The researchers also report that low doses of amphetamines could, when combined with L-DOPA, potentiate minimally effective doses of L-DOPA in the mice. This could have important considerations in reducing some of the side effects of current therapy.

“The locomotor stimulating effect of amphetamine and its derivatives are classically thought to result from a massive flood of dopamine,” said Sotnikova. “However, the mice have only a tiny fraction of dopamine, which cannot be recycled, precluding a rise in dopamine as the possible mechanism.

“Taken together, the findings indicate that Ecstasy can improve movement control independently of dopamine and, most importantly provide evidence that drug activation of other neuronal pathways may be sufficient to restore movement even in the virtual absence of dopamine neurotransmission,” she added.

Amphetamines might reverse the animal’s symptoms through their effects on a different group of receptors called trace amine receptors, the researchers suggested. Recent evidence showed that amphetamines act on trace amine receptors in addition to dopamine transmission, yet little is known about their physiological role in mammals.

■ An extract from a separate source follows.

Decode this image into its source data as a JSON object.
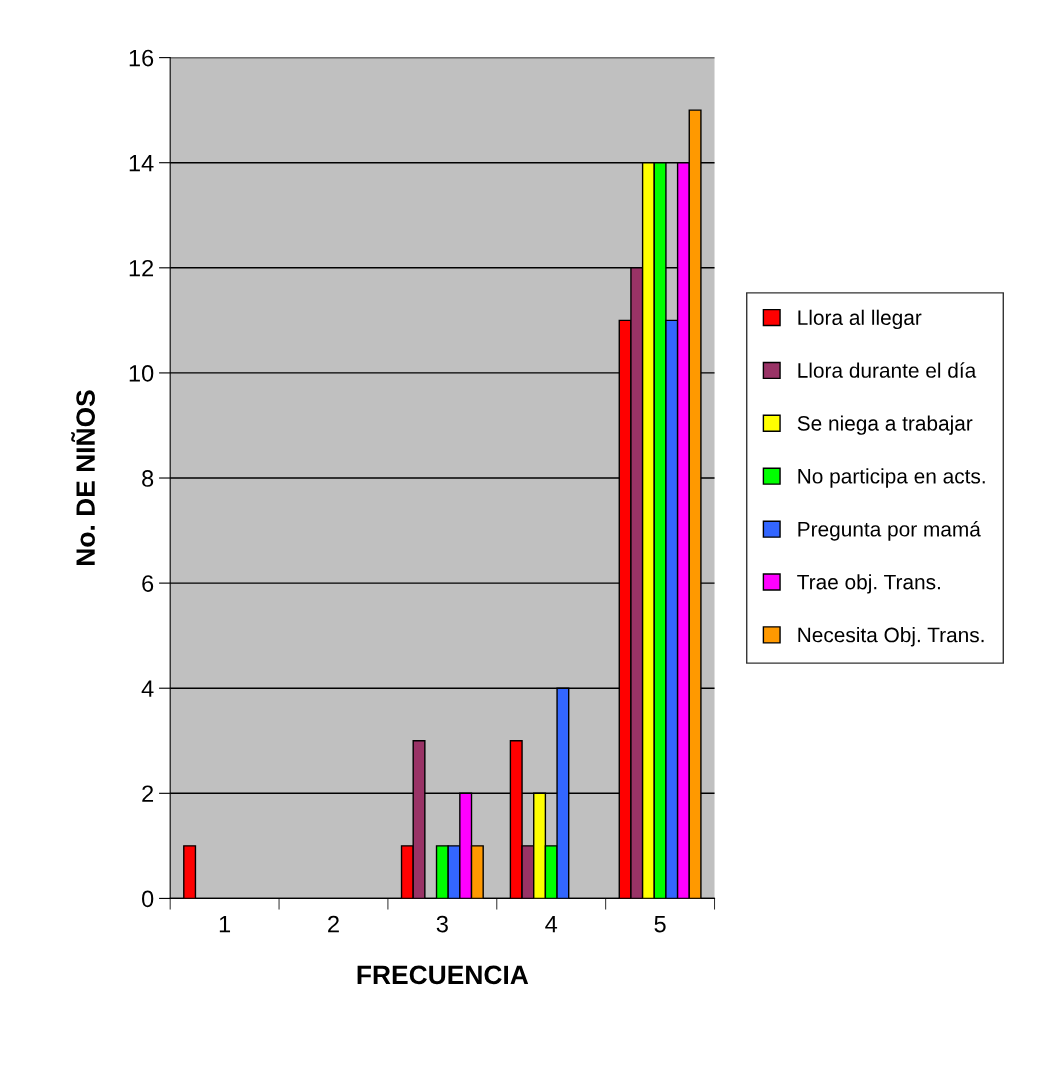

The current findings are particularly promising given the severity of symptoms in the mice completely lacking dopamine, said Gainetdinov. “We think that this new animal model provides a much more stringent test for potential drugs that might prove efficacious in patients with Parkinson’s disease.”

Many of the previously developed animal models of Parkinson’s disease have reduced, but detectable, levels of dopamine and do not show all the characteristics of Parkinson’s disease, making studies of potential therapeutic methods in those animals less clear, Gainetdinov said. On the other hand, animals permanently lacking dopamine cannot survive, he added.

While the results are promising, the researchers cautioned, Ecstasy’s ability to stimulate movement in the mice occurred only with high doses of the drug. Such high doses might destroy nerve tissue in normal mice and in humans, who are generally more sensitive than mice to such drugs.

“Amphetamines are controversial drugs, and there’s no reason to suggest that amphetamines themselves should be used to treat Parkinson’s,” Gainetdinov said. “However, the chemical structure of amphetamines may lead to new, amphetamine-like drugs, that might provide a more lasting and beneficial alternative to L-DOPA in the treatment of Parkinson’s disease.”